6. Bacteria detection method
The most commonly used method is to isolate and cultivate pathogens or inoculate animals. Some pathogens, such as Brucella and Mycoplasma, can use serological methods. Taize pathogens cannot grow in artificial media, so it is recommended to use serological testing methods, animal induction experiments, tissue compression, microscopic examination and make the final diagnosis based on the pathological examination results. I will.
7. Fungus detection method
Currently, Sabouraud medium is mainly used for separation and cultivation. Dermatophytes are usually cultivated at 25°C, and deep fungi are usually cultivated at 37°C. Various fungi have specific colony characteristics and can be used in combination with microscope staining to identify species. Similarly, the results of biochemical reactions and immunological methods may need to be used for the final diagnosis.

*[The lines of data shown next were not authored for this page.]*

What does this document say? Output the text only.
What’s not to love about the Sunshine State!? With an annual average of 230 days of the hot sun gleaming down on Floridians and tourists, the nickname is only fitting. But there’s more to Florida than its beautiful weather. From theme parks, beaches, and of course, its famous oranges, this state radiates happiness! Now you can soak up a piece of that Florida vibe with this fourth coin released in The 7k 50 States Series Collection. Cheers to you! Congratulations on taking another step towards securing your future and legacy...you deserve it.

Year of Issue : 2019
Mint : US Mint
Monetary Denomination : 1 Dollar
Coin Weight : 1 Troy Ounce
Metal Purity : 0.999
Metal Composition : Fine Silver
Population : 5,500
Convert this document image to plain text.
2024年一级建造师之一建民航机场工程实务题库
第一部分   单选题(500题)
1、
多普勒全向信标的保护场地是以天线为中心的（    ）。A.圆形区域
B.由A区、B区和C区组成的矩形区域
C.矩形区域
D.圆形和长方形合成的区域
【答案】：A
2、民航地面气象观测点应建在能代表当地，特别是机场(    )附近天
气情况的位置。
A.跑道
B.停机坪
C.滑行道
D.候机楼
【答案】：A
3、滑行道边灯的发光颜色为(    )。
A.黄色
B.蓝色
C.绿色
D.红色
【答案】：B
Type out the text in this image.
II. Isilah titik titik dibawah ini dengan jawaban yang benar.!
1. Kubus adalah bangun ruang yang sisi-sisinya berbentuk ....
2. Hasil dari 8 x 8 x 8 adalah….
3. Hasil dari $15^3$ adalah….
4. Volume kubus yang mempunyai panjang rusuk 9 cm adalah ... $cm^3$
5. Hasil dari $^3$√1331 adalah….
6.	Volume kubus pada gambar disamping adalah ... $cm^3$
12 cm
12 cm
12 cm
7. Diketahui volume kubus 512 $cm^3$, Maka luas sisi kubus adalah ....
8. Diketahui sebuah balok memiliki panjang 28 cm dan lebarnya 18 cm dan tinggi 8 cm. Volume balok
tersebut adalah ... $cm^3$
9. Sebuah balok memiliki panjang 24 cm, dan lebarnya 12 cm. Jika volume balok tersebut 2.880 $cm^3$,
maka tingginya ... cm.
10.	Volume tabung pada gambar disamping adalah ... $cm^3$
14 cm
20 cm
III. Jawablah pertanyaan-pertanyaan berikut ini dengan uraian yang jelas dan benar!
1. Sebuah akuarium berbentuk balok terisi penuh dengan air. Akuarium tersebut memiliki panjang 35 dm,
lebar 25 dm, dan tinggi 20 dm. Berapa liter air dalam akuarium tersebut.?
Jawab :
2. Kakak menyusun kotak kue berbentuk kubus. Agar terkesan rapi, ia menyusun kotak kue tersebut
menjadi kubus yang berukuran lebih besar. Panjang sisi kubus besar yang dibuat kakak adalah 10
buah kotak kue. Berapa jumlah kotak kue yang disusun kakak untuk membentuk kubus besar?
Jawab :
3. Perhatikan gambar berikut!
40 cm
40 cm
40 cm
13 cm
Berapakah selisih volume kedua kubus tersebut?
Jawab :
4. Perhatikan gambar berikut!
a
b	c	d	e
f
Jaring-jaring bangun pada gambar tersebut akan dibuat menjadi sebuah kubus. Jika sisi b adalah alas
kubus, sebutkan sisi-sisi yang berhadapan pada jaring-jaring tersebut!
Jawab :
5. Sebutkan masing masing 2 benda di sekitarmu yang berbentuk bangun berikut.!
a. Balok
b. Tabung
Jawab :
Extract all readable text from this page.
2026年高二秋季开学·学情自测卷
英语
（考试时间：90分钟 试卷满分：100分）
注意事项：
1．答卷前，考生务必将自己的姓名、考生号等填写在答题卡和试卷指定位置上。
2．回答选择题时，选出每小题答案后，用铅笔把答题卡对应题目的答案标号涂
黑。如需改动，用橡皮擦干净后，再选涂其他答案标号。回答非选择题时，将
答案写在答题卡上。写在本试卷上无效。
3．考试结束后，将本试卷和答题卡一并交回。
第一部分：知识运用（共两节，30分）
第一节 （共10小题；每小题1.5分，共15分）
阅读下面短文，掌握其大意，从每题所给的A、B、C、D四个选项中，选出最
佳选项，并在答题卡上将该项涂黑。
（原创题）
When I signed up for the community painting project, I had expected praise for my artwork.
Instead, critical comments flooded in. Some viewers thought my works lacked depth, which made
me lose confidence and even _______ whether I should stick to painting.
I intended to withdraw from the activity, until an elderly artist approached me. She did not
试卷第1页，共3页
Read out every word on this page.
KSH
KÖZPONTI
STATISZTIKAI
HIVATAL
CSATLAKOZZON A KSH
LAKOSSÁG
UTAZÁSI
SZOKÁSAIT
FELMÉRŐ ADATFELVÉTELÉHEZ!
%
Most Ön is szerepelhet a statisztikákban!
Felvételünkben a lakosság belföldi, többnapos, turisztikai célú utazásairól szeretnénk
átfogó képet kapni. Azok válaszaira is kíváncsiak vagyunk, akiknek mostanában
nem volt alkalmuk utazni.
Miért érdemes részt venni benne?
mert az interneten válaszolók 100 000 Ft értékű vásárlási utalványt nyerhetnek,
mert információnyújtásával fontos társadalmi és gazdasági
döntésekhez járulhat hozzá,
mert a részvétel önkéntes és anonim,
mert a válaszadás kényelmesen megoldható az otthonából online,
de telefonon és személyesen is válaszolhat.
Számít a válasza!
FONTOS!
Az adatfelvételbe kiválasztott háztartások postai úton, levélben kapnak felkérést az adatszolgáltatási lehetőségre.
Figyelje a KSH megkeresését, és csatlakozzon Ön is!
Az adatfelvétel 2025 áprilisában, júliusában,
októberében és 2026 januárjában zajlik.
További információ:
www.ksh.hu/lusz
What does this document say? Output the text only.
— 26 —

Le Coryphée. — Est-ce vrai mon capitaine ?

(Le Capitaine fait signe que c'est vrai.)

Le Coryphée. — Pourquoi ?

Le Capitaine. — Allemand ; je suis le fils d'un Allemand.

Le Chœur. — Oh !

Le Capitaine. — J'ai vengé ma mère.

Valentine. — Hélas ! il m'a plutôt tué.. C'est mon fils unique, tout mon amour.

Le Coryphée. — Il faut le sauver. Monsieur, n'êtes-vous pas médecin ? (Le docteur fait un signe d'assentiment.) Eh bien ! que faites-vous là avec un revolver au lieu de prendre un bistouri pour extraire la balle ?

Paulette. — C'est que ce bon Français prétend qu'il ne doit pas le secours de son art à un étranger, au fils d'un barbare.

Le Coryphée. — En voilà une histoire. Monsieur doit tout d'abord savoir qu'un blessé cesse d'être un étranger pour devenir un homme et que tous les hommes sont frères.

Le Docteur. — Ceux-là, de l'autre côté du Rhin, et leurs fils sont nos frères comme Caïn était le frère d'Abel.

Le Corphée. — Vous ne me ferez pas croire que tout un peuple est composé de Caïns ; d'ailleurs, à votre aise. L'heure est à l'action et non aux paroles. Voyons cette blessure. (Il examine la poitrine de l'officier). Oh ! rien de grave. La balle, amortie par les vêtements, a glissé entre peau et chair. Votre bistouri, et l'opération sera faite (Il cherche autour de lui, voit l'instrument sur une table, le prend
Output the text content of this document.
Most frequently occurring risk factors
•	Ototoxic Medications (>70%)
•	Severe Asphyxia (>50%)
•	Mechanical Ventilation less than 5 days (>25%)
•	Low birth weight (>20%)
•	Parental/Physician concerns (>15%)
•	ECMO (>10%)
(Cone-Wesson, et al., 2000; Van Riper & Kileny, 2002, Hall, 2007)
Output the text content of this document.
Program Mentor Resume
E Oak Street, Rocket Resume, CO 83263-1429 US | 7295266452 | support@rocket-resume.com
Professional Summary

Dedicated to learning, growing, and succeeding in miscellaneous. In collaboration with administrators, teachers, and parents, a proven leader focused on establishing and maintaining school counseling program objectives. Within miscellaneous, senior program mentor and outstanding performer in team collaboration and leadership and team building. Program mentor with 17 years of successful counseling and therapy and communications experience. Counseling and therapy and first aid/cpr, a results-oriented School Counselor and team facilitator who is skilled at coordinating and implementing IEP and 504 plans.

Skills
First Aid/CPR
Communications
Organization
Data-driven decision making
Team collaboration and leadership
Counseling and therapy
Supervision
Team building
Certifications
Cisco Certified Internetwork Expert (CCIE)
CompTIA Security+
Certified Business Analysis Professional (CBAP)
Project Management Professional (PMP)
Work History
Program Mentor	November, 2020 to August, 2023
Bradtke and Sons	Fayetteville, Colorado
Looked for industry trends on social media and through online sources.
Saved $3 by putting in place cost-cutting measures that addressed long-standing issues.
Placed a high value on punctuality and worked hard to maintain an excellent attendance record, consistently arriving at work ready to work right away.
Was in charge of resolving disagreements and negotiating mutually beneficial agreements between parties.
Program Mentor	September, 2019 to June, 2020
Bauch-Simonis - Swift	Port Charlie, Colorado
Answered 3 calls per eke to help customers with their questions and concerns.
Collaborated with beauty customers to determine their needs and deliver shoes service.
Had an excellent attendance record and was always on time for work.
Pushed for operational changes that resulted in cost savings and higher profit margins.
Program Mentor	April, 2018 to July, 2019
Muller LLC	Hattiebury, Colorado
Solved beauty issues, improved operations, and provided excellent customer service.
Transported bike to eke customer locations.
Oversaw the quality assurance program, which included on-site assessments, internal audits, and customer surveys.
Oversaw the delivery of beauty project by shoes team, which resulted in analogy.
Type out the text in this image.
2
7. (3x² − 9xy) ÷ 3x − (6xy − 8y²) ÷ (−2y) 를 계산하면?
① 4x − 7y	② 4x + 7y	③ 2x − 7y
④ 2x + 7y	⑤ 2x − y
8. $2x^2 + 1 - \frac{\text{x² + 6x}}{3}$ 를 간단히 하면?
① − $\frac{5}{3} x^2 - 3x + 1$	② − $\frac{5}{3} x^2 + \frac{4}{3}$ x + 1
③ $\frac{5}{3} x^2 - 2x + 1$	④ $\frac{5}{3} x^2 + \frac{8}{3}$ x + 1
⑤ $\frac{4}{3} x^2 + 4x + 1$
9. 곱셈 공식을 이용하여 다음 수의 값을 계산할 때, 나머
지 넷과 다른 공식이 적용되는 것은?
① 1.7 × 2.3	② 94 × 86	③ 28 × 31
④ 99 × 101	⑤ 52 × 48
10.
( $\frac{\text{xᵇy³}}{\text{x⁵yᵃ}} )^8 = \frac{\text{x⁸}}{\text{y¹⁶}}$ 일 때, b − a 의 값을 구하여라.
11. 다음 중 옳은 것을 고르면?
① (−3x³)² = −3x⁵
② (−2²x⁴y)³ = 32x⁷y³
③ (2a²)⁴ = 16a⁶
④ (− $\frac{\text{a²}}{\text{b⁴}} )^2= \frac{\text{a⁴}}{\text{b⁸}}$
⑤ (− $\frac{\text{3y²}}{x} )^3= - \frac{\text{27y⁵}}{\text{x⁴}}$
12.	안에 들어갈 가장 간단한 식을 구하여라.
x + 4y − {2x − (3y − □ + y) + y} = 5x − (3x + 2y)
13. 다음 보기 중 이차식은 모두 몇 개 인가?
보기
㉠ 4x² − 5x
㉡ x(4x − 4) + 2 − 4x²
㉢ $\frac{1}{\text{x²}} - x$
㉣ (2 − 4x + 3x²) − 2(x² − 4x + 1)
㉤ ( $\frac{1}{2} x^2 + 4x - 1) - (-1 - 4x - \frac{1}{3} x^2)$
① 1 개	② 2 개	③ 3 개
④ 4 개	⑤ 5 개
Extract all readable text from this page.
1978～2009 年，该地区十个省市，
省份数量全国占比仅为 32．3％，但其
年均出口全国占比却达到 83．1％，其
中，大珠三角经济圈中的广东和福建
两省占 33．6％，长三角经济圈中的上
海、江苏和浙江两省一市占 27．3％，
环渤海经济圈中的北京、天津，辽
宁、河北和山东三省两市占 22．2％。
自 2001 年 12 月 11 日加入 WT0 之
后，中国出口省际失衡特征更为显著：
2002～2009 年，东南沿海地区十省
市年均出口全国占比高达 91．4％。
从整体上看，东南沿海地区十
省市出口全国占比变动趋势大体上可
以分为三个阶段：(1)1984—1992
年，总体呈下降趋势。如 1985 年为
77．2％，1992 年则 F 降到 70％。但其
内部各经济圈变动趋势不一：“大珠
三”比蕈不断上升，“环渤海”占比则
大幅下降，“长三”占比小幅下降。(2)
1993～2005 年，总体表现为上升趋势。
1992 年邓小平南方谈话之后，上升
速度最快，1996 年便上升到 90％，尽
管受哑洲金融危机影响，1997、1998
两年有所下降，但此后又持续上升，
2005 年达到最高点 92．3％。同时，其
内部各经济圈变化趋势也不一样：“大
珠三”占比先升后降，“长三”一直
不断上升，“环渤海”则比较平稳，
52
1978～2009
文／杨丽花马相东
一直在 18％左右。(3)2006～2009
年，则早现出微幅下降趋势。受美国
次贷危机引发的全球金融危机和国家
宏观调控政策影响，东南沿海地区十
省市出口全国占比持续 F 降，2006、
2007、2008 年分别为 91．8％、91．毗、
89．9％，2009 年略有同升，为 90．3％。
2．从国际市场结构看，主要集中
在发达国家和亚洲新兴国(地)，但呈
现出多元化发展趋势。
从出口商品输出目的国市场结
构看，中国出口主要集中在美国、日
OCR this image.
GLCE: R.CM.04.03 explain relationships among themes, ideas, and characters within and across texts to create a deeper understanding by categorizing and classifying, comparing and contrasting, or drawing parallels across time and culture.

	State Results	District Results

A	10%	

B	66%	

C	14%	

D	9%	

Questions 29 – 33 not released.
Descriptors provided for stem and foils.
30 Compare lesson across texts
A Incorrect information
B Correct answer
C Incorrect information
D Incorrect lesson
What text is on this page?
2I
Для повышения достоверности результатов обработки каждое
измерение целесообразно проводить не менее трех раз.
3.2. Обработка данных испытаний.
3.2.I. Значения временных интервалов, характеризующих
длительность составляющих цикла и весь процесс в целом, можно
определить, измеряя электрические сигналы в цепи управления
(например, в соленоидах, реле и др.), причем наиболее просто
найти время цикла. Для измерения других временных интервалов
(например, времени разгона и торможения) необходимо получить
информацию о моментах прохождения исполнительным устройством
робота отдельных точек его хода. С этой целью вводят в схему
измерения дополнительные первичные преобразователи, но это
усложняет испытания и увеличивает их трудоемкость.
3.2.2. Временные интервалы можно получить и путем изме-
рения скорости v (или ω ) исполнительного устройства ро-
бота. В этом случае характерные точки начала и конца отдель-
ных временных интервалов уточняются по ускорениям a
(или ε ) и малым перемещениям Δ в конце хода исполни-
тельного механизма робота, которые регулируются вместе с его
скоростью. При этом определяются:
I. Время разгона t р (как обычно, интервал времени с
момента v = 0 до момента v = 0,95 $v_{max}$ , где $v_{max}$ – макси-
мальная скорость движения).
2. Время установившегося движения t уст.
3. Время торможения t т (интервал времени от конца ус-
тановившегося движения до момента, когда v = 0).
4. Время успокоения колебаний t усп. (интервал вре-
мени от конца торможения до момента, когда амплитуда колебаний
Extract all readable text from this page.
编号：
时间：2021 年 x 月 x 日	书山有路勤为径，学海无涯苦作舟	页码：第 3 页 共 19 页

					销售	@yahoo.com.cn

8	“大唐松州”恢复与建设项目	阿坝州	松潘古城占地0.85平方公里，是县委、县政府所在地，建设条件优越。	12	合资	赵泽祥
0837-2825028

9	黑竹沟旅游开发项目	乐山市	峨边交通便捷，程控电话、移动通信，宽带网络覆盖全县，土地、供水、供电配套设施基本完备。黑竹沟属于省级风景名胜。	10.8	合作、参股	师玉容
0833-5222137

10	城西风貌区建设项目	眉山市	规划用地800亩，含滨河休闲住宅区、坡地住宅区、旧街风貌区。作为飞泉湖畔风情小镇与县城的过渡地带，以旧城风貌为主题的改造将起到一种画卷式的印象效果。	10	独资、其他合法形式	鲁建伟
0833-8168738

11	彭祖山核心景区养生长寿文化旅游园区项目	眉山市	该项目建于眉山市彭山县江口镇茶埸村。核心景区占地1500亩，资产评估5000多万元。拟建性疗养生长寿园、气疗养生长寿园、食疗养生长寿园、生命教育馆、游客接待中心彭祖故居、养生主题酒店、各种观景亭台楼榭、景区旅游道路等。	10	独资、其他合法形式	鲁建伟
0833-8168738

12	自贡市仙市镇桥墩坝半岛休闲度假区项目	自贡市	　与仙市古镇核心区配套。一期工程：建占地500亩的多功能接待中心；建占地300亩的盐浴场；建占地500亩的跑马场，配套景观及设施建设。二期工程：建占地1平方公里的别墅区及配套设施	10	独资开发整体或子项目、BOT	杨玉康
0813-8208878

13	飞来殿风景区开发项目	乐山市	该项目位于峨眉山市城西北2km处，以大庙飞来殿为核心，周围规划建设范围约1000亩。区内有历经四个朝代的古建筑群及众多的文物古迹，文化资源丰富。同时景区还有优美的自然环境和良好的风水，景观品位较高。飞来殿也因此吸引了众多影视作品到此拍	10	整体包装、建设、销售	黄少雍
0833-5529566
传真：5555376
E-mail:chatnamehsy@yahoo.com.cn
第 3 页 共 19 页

8. Parasite detection method
(1) Extracorporeal parasites: visual observation, scotch tape sticking, repellent sampling, dandruff sampling, black background inspection, routine inspection under a dissecting microscope, etc. , It is mainly suitable for checking fleas, lice, crooks and other arthropods.
(2) Internal parasites: mainly direct smear method (feces, blood, organs, intestinal contents), saturated saline suspension method or precipitation method, using cellophane to check the outline of animal tissues or organs around the blastoderm, insects and protozoa Embossing, sectioning or pressing of diseased tissue, centrifugation of urine (for example, bladder nematode detection).